Hiroyuki Kaneki,*, a Maki Kurokawa-Nagai,a Yuri Sugano,a Gaku Ishi-i,a Minoru Kurokawa,band Hayao Ideaa

aFaculty of Pharmaceutical Sciences, Toho University, 2-2-1 Miyama, Funabashi, Chiba 274-8510, Japan and bDepartment of Pharmacy, University of Toho Medical Center, Omori Hospital, 6-11-1 Omori-Nishi, Ota-ku, Tokyo 143-8541, Japan

The C-type natriuretic peptide stimulates osteoblastic functions through the B-type natriuretic receptor (NPR-B). In this study, we examined the signaling pathway behind the regulation of NPR-B expression through the prostaglandin E2 (PGE2) receptor, EP1 subtype using rat calvarial osteoblasts. A23187 as a Ca2+ ionophore increased NPR-B expression dose-dependently. PGE2 or 17-phenyl-ω-trinor PGE2 (EP1A), an EP1 agonist, increased NPR-B expression, and the potentiating effects were blocked by treating with BAPTA-AM as an intracellular Ca2+ chelator.

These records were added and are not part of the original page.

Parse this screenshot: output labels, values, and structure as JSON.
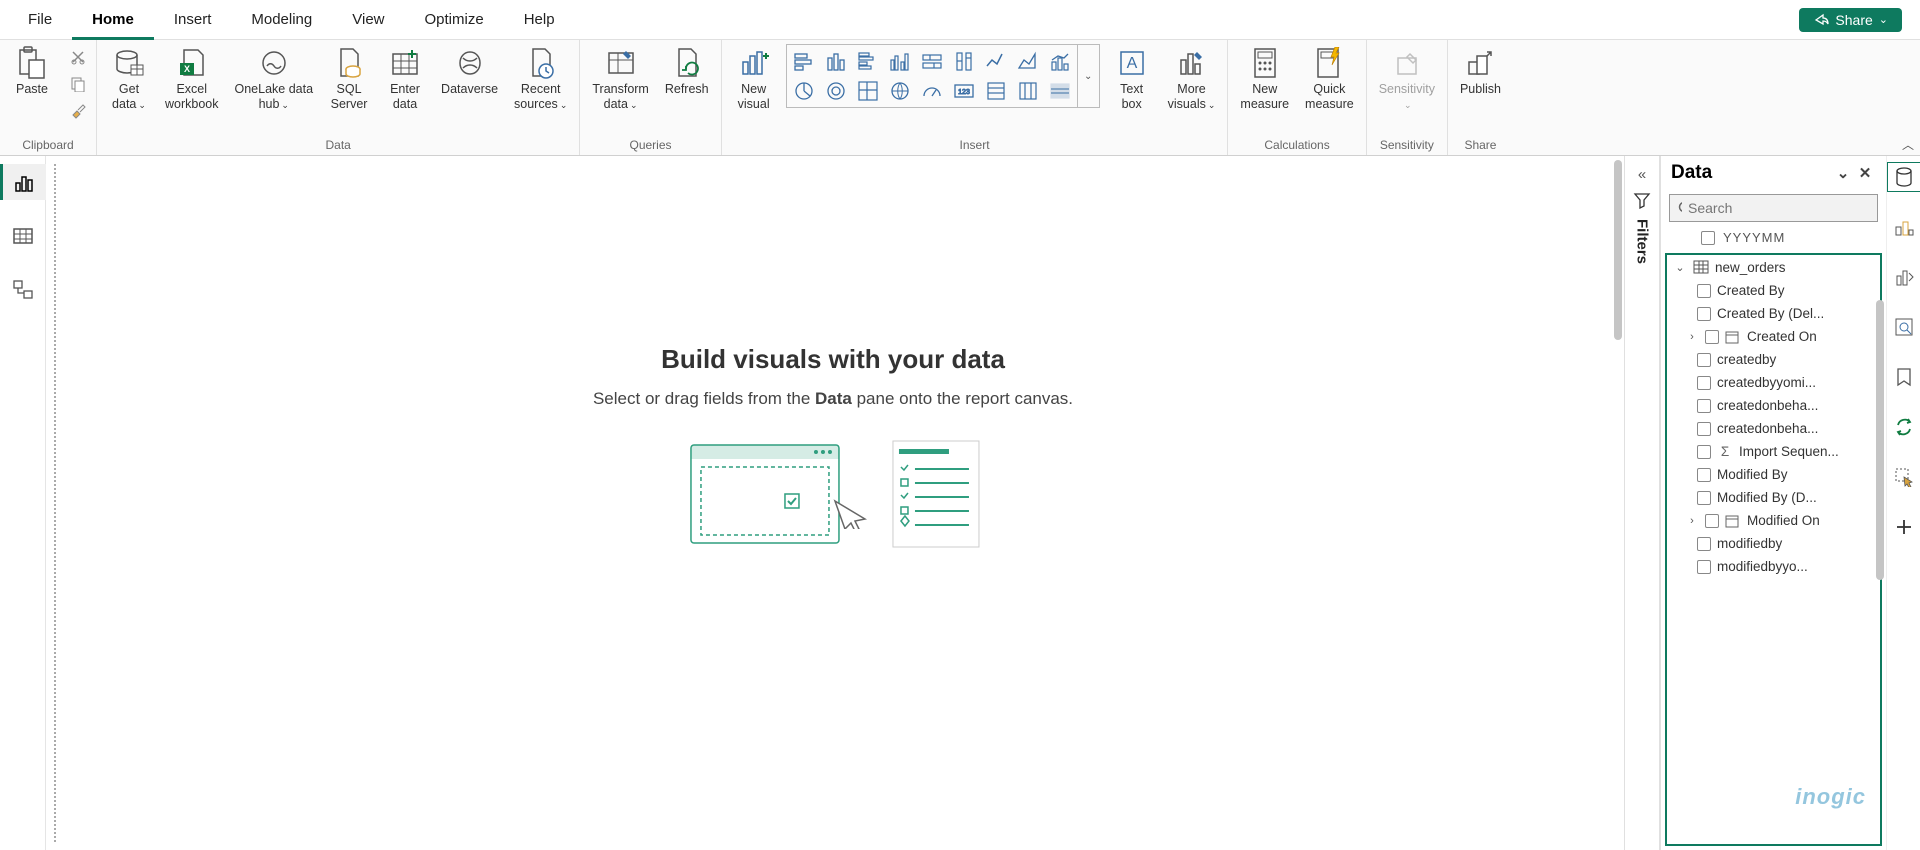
{
  "menubar": {
    "tabs": [
      "File",
      "Home",
      "Insert",
      "Modeling",
      "View",
      "Optimize",
      "Help"
    ],
    "active_index": 1,
    "share_label": "Share"
  },
  "ribbon": {
    "groups": {
      "clipboard": {
        "label": "Clipboard",
        "paste": "Paste"
      },
      "data": {
        "label": "Data",
        "items": [
          "Get\ndata",
          "Excel\nworkbook",
          "OneLake data\nhub",
          "SQL\nServer",
          "Enter\ndata",
          "Dataverse",
          "Recent\nsources"
        ]
      },
      "queries": {
        "label": "Queries",
        "transform": "Transform\ndata",
        "refresh": "Refresh"
      },
      "insert": {
        "label": "Insert",
        "new_visual": "New\nvisual",
        "text_box": "Text\nbox",
        "more_visuals": "More\nvisuals"
      },
      "calculations": {
        "label": "Calculations",
        "new_measure": "New\nmeasure",
        "quick_measure": "Quick\nmeasure"
      },
      "sensitivity": {
        "label": "Sensitivity",
        "item": "Sensitivity"
      },
      "share": {
        "label": "Share",
        "publish": "Publish"
      }
    }
  },
  "canvas": {
    "heading": "Build visuals with your data",
    "sub_pre": "Select or drag fields from the ",
    "sub_bold": "Data",
    "sub_post": " pane onto the report canvas."
  },
  "filters": {
    "label": "Filters"
  },
  "data_pane": {
    "title": "Data",
    "search_placeholder": "Search",
    "truncated_field_above": "YYYYMM",
    "table_name": "new_orders",
    "fields": [
      {
        "label": "Created By",
        "expandable": false,
        "icon": ""
      },
      {
        "label": "Created By (Del...",
        "expandable": false,
        "icon": ""
      },
      {
        "label": "Created On",
        "expandable": true,
        "icon": "date"
      },
      {
        "label": "createdby",
        "expandable": false,
        "icon": ""
      },
      {
        "label": "createdbyyomi...",
        "expandable": false,
        "icon": ""
      },
      {
        "label": "createdonbeha...",
        "expandable": false,
        "icon": ""
      },
      {
        "label": "createdonbeha...",
        "expandable": false,
        "icon": ""
      },
      {
        "label": "Import Sequen...",
        "expandable": false,
        "icon": "sigma"
      },
      {
        "label": "Modified By",
        "expandable": false,
        "icon": ""
      },
      {
        "label": "Modified By (D...",
        "expandable": false,
        "icon": ""
      },
      {
        "label": "Modified On",
        "expandable": true,
        "icon": "date"
      },
      {
        "label": "modifiedby",
        "expandable": false,
        "icon": ""
      },
      {
        "label": "modifiedbyyo...",
        "expandable": false,
        "icon": ""
      }
    ]
  },
  "watermark": "inogic"
}
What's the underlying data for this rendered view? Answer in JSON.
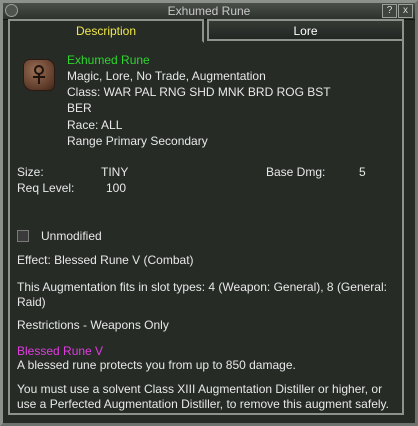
{
  "window": {
    "title": "Exhumed Rune",
    "help_label": "?",
    "close_label": "x"
  },
  "tabs": [
    {
      "label": "Description",
      "active": true
    },
    {
      "label": "Lore",
      "active": false
    }
  ],
  "item": {
    "icon": "rune-stone-icon",
    "name": "Exhumed Rune",
    "flags": "Magic, Lore, No Trade, Augmentation",
    "class_line1": "Class: WAR PAL RNG SHD MNK BRD ROG BST",
    "class_line2": "BER",
    "race": "Race: ALL",
    "slots": "Range Primary Secondary"
  },
  "stats": {
    "size_label": "Size:",
    "size_value": "TINY",
    "req_level_label": "Req Level:",
    "req_level_value": "100",
    "base_dmg_label": "Base Dmg:",
    "base_dmg_value": "5"
  },
  "unmodified_label": "Unmodified",
  "effect": "Effect: Blessed Rune V (Combat)",
  "augment_fit_line1": "This Augmentation fits in slot types: 4 (Weapon: General), 8 (General:",
  "augment_fit_line2": "Raid)",
  "restrictions": "Restrictions - Weapons Only",
  "spell": {
    "name": "Blessed Rune V",
    "description": "A blessed rune protects you from up to 850 damage."
  },
  "removal_line1": "You must use a solvent Class XIII Augmentation Distiller or higher, or",
  "removal_line2": "use a Perfected Augmentation Distiller, to remove this augment safely.",
  "colors": {
    "item_name": "#2ed62e",
    "spell_name": "#e03ce0",
    "active_tab": "#f2e84a",
    "text": "#e8e8e8",
    "background": "#262b26"
  }
}
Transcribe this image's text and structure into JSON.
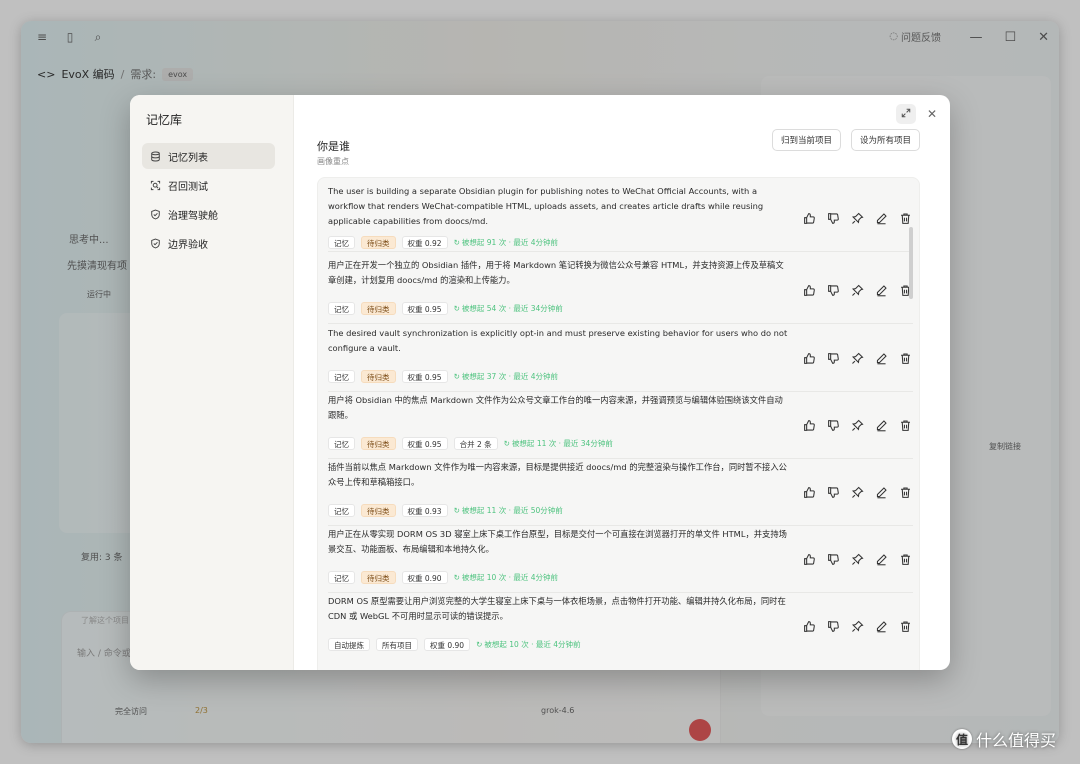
{
  "app": {
    "titlebar": {
      "feedback_label": "问题反馈",
      "minimize": "—",
      "maximize": "☐",
      "close": "✕"
    },
    "breadcrumb": {
      "project": "EvoX 编码",
      "separator": "/",
      "section": "需求:",
      "tag": "evox"
    },
    "background": {
      "thinking": "思考中...",
      "clarify": "先摸清现有项",
      "running": "运行中",
      "reuse": "复用: 3 条",
      "understand": "了解这个项目",
      "input_placeholder": "输入 / 命令或",
      "access": "完全访问",
      "counter": "2/3",
      "model": "grok-4.6",
      "copy_link": "复制链接"
    }
  },
  "modal": {
    "title": "记忆库",
    "nav": [
      {
        "label": "记忆列表",
        "icon": "database-icon",
        "active": true
      },
      {
        "label": "召回测试",
        "icon": "search-square-icon",
        "active": false
      },
      {
        "label": "治理驾驶舱",
        "icon": "shield-check-icon",
        "active": false
      },
      {
        "label": "边界验收",
        "icon": "shield-check-icon",
        "active": false
      }
    ],
    "header": {
      "title": "你是谁",
      "subtitle": "画像重点",
      "btn_project": "归到当前项目",
      "btn_all": "设为所有项目",
      "expand_icon": "expand-icon",
      "close_icon": "close-icon"
    },
    "memories": [
      {
        "text": "The user is building a separate Obsidian plugin for publishing notes to WeChat Official Accounts, with a workflow that renders WeChat-compatible HTML, uploads assets, and creates article drafts while reusing applicable capabilities from doocs/md.",
        "tags": [
          "记忆",
          "待归类",
          "权重 0.92"
        ],
        "recall": "被想起 91 次 · 最近 4分钟前"
      },
      {
        "text": "用户正在开发一个独立的 Obsidian 插件，用于将 Markdown 笔记转换为微信公众号兼容 HTML，并支持资源上传及草稿文章创建，计划复用 doocs/md 的渲染和上传能力。",
        "tags": [
          "记忆",
          "待归类",
          "权重 0.95"
        ],
        "recall": "被想起 54 次 · 最近 34分钟前"
      },
      {
        "text": "The desired vault synchronization is explicitly opt-in and must preserve existing behavior for users who do not configure a vault.",
        "tags": [
          "记忆",
          "待归类",
          "权重 0.95"
        ],
        "recall": "被想起 37 次 · 最近 4分钟前"
      },
      {
        "text": "用户将 Obsidian 中的焦点 Markdown 文件作为公众号文章工作台的唯一内容来源，并强调预览与编辑体验围绕该文件自动跟随。",
        "tags": [
          "记忆",
          "待归类",
          "权重 0.95",
          "合并 2 条"
        ],
        "recall": "被想起 11 次 · 最近 34分钟前"
      },
      {
        "text": "插件当前以焦点 Markdown 文件作为唯一内容来源，目标是提供接近 doocs/md 的完整渲染与操作工作台，同时暂不接入公众号上传和草稿箱接口。",
        "tags": [
          "记忆",
          "待归类",
          "权重 0.93"
        ],
        "recall": "被想起 11 次 · 最近 50分钟前"
      },
      {
        "text": "用户正在从零实现 DORM OS 3D 寝室上床下桌工作台原型，目标是交付一个可直接在浏览器打开的单文件 HTML，并支持场景交互、功能面板、布局编辑和本地持久化。",
        "tags": [
          "记忆",
          "待归类",
          "权重 0.90"
        ],
        "recall": "被想起 10 次 · 最近 4分钟前"
      },
      {
        "text": "DORM OS 原型需要让用户浏览完整的大学生寝室上床下桌与一体衣柜场景，点击物件打开功能、编辑并持久化布局，同时在 CDN 或 WebGL 不可用时显示可读的错误提示。",
        "tags": [
          "自动提炼",
          "所有项目",
          "权重 0.90"
        ],
        "recall": "被想起 10 次 · 最近 4分钟前"
      }
    ]
  },
  "watermark": {
    "logo": "值",
    "text": "什么值得买"
  },
  "colors": {
    "accent_green": "#4ec37f",
    "pending_tag_bg": "#fbe9d3",
    "send_button": "#e34a4a"
  }
}
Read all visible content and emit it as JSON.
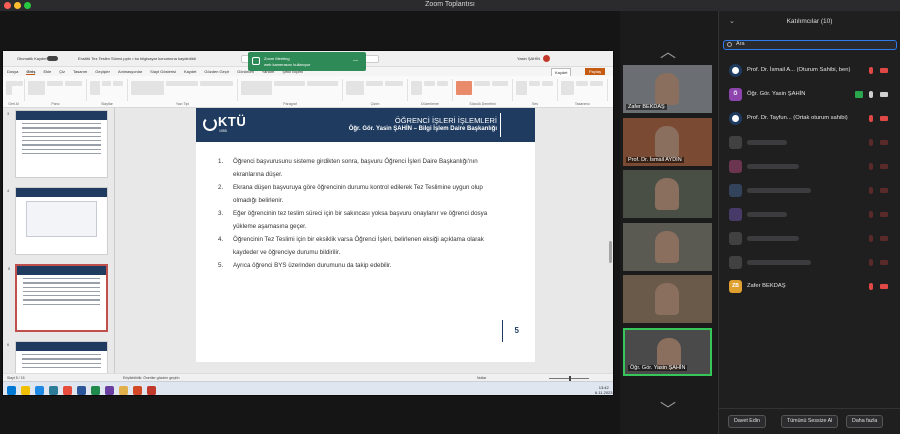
{
  "window": {
    "title": "Zoom Toplantısı"
  },
  "colors": {
    "accent": "#2f7bea",
    "speaking": "#35c759",
    "slide_band": "#1f3c60",
    "notif": "#2e8b57"
  },
  "ppt": {
    "autosave": "Otomatik Kaydet",
    "doc_title": "Enstitü Tez Teslim Süreci.pptx • bu bilgisayar konumuna kaydedildi",
    "search_placeholder": "Ara",
    "user": "Yasin ŞAHİN",
    "tabs": [
      "Dosya",
      "Giriş",
      "Ekle",
      "Çiz",
      "Tasarım",
      "Geçişler",
      "Animasyonlar",
      "Slayt Gösterisi",
      "Kaydet",
      "Gözden Geçir",
      "Görünüm",
      "Yardım",
      "Şekil Biçimi"
    ],
    "save_label": "Kaydet",
    "share_label": "Paylaş",
    "ribbon_groups": [
      "Geri Al",
      "Pano",
      "Slaytlar",
      "Yazı Tipi",
      "Paragraf",
      "Çizim",
      "Düzenleme",
      "Sözcük Denetimi",
      "Ses",
      "Tasarımcı"
    ],
    "thumb_numbers": [
      "3",
      "4",
      "5",
      "6"
    ],
    "status_left": "Slayt 5 / 15",
    "status_mid": "Erişilebilirlik: Öneriler gözden geçirin",
    "status_notes": "Notlar",
    "clock_time": "13:42",
    "clock_date": "6.11.2023"
  },
  "slide": {
    "logo_name": "KTÜ",
    "logo_sub": "1955",
    "header_line1": "ÖĞRENCİ İŞLERİ İŞLEMLERİ",
    "header_line2": "Öğr. Gör. Yasin ŞAHİN – Bilgi İşlem Daire Başkanlığı",
    "items": [
      {
        "n": "1.",
        "text": "Öğrenci başvurusunu sisteme girdikten sonra, başvuru Öğrenci İşleri Daire Başkanlığı'nın ekranlarına düşer."
      },
      {
        "n": "2.",
        "text": "Ekrana düşen başvuruya göre öğrencinin durumu kontrol edilerek Tez Teslimine uygun olup olmadığı belirlenir."
      },
      {
        "n": "3.",
        "text": "Eğer öğrencinin tez teslim süreci için bir sakıncası yoksa başvuru onaylanır ve öğrenci dosya yükleme aşamasına geçer."
      },
      {
        "n": "4.",
        "text": "Öğrencinin Tez Teslimi için bir eksiklik varsa Öğrenci İşleri, belirlenen eksiği açıklama olarak kaydeder ve öğrenciye durumu bildirilir."
      },
      {
        "n": "5.",
        "text": "Ayrıca öğrenci BYS üzerinden durumunu da takip edebilir."
      }
    ],
    "page_number": "5"
  },
  "notification": {
    "line1": "Zoom Meeting",
    "line2": "web kamerasını kullanıyor"
  },
  "videos": [
    {
      "name": "Zafer BEKDAŞ",
      "active": false,
      "tone": "#6b6f73"
    },
    {
      "name": "Prof. Dr. İsmail AYDIN",
      "active": false,
      "tone": "#7a4a32"
    },
    {
      "name": "",
      "active": false,
      "tone": "#4a4f45"
    },
    {
      "name": "",
      "active": false,
      "tone": "#5a5a52"
    },
    {
      "name": "",
      "active": false,
      "tone": "#6a5a4a"
    },
    {
      "name": "Öğr. Gör. Yasin ŞAHİN",
      "active": true,
      "tone": "#4a4a4a"
    }
  ],
  "panel": {
    "title": "Katılımcılar (10)",
    "search_value": "Ara",
    "participants": [
      {
        "name": "Prof. Dr. İsmail A... (Oturum Sahibi, ben)",
        "initials": "",
        "av_color": "#2c3e50",
        "blurred": false
      },
      {
        "name": "Öğr. Gör. Yasin ŞAHİN",
        "initials": "Ö",
        "av_color": "#8e44ad",
        "blurred": false
      },
      {
        "name": "Prof. Dr. Tayfun... (Ortak oturum sahibi)",
        "initials": "",
        "av_color": "#2c3e50",
        "blurred": false
      },
      {
        "name": "",
        "initials": "",
        "av_color": "#6b6b6b",
        "blurred": true
      },
      {
        "name": "",
        "initials": "",
        "av_color": "#c94f8a",
        "blurred": true
      },
      {
        "name": "",
        "initials": "",
        "av_color": "#4a6fa5",
        "blurred": true
      },
      {
        "name": "",
        "initials": "",
        "av_color": "#7a5cc2",
        "blurred": true
      },
      {
        "name": "",
        "initials": "",
        "av_color": "#6b6b6b",
        "blurred": true
      },
      {
        "name": "",
        "initials": "",
        "av_color": "#6b6b6b",
        "blurred": true
      },
      {
        "name": "Zafer BEKDAŞ",
        "initials": "ZB",
        "av_color": "#e0a030",
        "blurred": false
      }
    ],
    "invite_label": "Davet Edin",
    "mute_all_label": "Tümünü Sessize Al",
    "more_label": "Daha fazla"
  }
}
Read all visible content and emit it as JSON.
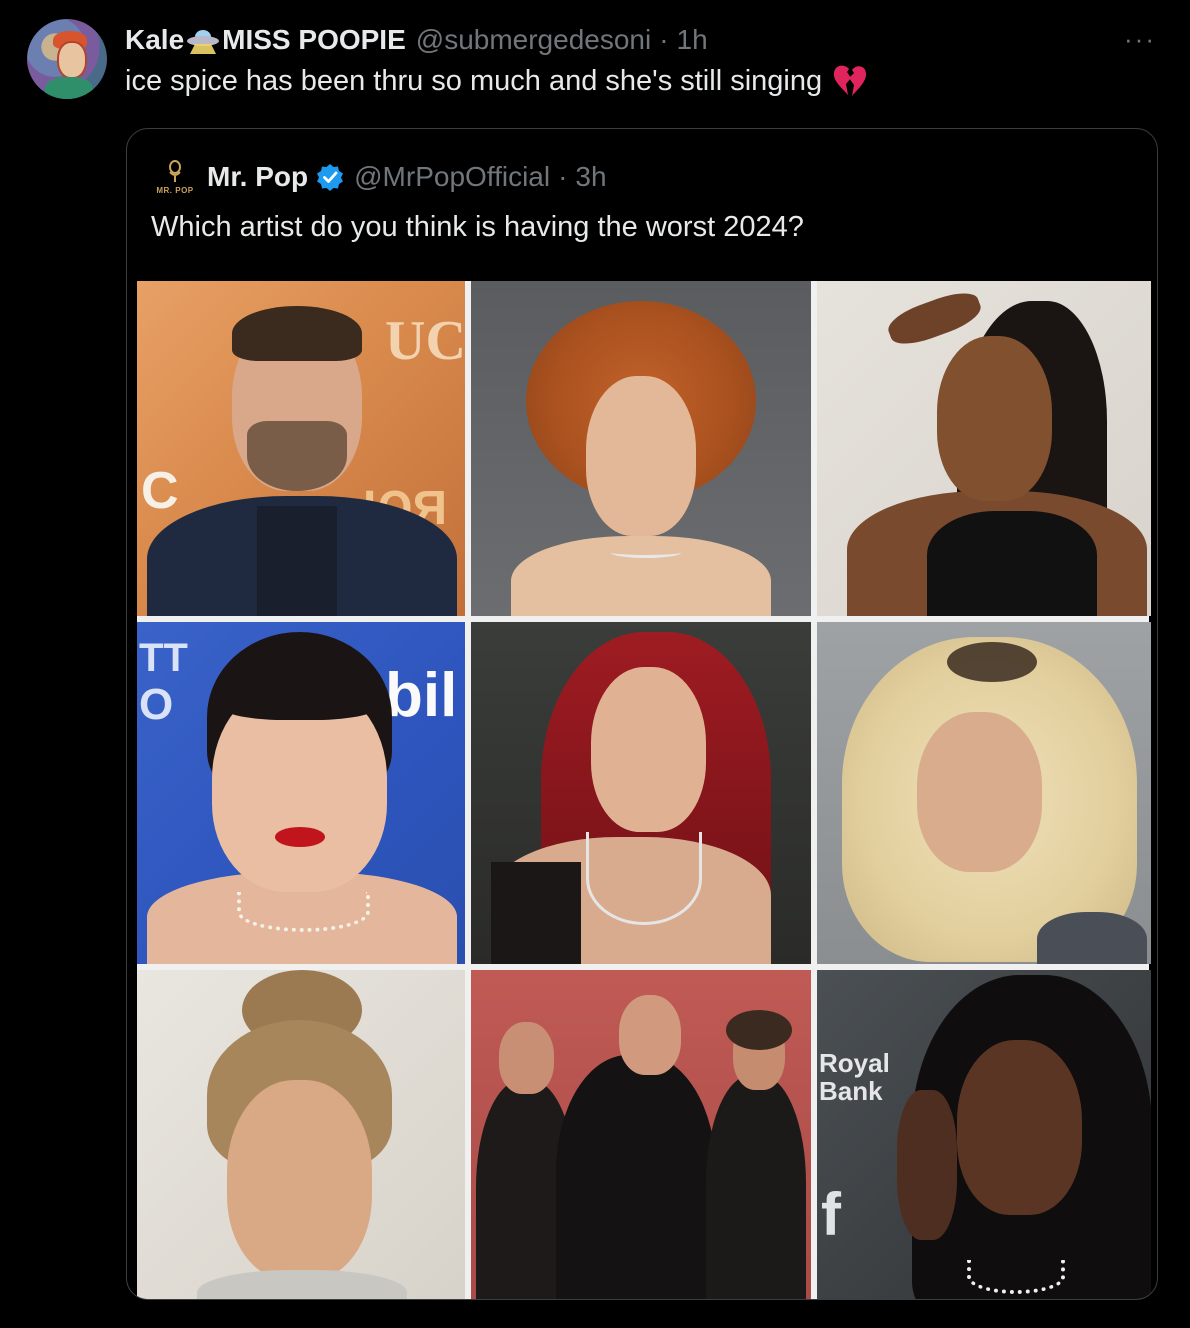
{
  "tweet": {
    "display_name_part1": "Kale",
    "display_name_part2": "MISS POOPIE",
    "handle": "@submergedesoni",
    "separator": "·",
    "time": "1h",
    "more": "···",
    "text": "ice spice has been thru so much and she's still singing",
    "emoji_name": "broken-heart-icon",
    "name_emoji_name": "ufo-icon"
  },
  "quoted": {
    "display_name": "Mr. Pop",
    "verified": true,
    "handle": "@MrPopOfficial",
    "separator": "·",
    "time": "3h",
    "avatar_text": "MR. POP",
    "text": "Which artist do you think is having the worst 2024?"
  },
  "photo_signs": {
    "cell1_a": "UC",
    "cell1_b": "C",
    "cell1_c": "ЮЯ",
    "cell4_a": "TT",
    "cell4_b": "O",
    "cell4_c": "bil",
    "cell9_a": "Royal",
    "cell9_b": "Bank",
    "cell9_c": "f"
  },
  "colors": {
    "background": "#000000",
    "text": "#e7e9ea",
    "secondary": "#71767b",
    "border": "#3a3e42",
    "verified": "#1d9bf0",
    "heart": "#e0245e"
  }
}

Activators of protein kinase C (PKC), 1-oleoyl-2-acetyl-sn-glycerol, a membrane-permeable diacylglycerol, and 12-o-tetradecanoyl-phorbol-13-acetate, also increased NPR-B expression, and the potentiating effects were blocked by treating with BAPTA-AM. The treatment of cells with GF109203X, a PKC inhibitor, blocked the PGE2- and EP1A-induced increase in NPR-B expression. From these results, we concluded that EP1-mediated increase in the expression of NPR-B requires not only Ca2+ mobilization but also PKC activation through the activation of phosphatidylinositol-specific phospholipase C.